Saïd Naoumi
12 Février 2026
À 10:06
L’ambition est claire : faire du Maroc un point d’ancrage régional capable de capitaliser sur plus de vingt-cinq ans d’expérience du PMF dans l’appui aux organisations communautaires. Depuis son lancement en 2000, le programme a soutenu 229 projets pour un montant global de 7,58 millions de dollars. Lors de la phase précédente, 36 projets ont été déployés dans trois paysages clés, confirmant la pertinence d’une approche territoriale intégrée qui relie protection de l’environnement et amélioration des moyens de subsistance.
La phase «OP8» franchit un cap. Elle ne se limite pas à financer des microprojets isolés. Elle cherche à connecter les initiatives, à favoriser l’apprentissage entre pairs et à transformer les échanges Sud-Sud en réalisations concrètes sur le terrain.

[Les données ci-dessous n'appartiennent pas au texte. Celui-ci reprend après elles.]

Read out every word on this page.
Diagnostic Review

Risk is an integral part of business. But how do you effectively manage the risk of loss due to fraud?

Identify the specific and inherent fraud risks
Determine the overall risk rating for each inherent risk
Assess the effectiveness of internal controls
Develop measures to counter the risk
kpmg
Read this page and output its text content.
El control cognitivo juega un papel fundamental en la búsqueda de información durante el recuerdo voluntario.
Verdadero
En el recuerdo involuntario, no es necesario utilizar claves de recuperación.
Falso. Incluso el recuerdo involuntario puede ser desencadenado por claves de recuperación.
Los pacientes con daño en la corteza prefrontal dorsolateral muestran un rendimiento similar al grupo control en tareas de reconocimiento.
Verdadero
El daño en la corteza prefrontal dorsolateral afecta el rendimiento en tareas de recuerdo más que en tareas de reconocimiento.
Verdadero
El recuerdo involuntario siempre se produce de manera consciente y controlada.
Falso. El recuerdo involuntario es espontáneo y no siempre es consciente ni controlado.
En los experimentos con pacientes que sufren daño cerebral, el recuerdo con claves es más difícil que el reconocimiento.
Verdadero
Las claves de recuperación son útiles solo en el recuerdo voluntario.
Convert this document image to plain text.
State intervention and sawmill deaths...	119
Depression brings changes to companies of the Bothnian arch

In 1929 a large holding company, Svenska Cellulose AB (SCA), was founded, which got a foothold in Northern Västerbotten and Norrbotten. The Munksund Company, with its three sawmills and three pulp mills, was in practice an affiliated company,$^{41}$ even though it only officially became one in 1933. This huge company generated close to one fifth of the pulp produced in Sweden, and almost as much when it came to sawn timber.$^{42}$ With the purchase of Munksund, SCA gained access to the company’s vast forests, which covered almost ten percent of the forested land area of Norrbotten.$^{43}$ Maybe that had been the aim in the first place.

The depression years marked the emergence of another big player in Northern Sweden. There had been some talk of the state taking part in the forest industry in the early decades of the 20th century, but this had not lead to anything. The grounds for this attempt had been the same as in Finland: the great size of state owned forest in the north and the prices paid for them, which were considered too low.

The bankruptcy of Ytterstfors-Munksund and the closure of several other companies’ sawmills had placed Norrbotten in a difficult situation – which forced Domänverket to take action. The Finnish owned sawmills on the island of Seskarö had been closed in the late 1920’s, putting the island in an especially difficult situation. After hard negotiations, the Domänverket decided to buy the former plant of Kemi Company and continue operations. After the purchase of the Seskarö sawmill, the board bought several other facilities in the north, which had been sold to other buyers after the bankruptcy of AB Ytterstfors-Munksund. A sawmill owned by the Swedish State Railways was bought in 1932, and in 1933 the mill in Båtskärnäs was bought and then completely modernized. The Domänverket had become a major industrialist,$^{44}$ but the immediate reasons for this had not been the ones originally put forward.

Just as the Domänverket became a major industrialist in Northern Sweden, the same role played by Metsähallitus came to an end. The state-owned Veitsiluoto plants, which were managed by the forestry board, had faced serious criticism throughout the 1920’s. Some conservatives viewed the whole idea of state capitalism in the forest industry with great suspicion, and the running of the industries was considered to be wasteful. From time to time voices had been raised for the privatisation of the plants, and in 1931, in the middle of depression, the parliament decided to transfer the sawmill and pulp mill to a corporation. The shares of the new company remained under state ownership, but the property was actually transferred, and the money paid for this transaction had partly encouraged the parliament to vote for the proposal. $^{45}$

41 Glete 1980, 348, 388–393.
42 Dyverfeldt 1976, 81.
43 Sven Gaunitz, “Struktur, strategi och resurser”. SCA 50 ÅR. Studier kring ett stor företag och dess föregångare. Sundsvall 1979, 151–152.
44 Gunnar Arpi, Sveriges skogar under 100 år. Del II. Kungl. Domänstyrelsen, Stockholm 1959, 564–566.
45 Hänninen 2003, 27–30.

Le projet attendu ne saurait se limiter à la simple organisation d’ateliers. Il devra générer des impacts mesurables, reproductibles et financièrement durables. Le dispositif repose sur la mise en réseau des organisations de la société civile engagées dans la transition écologique. Il prévoit des formations collaboratives construites entre le Maroc et ses partenaires africains sur des thématiques telles que l’agroécologie, la sécurité alimentaire, la valorisation des déchets végétaux ou encore les solutions énergétiques à faible émission de carbone. Chaque échange devra déboucher sur des plans d’action opérationnels et sur le montage de projets concrets susceptibles d’être financés.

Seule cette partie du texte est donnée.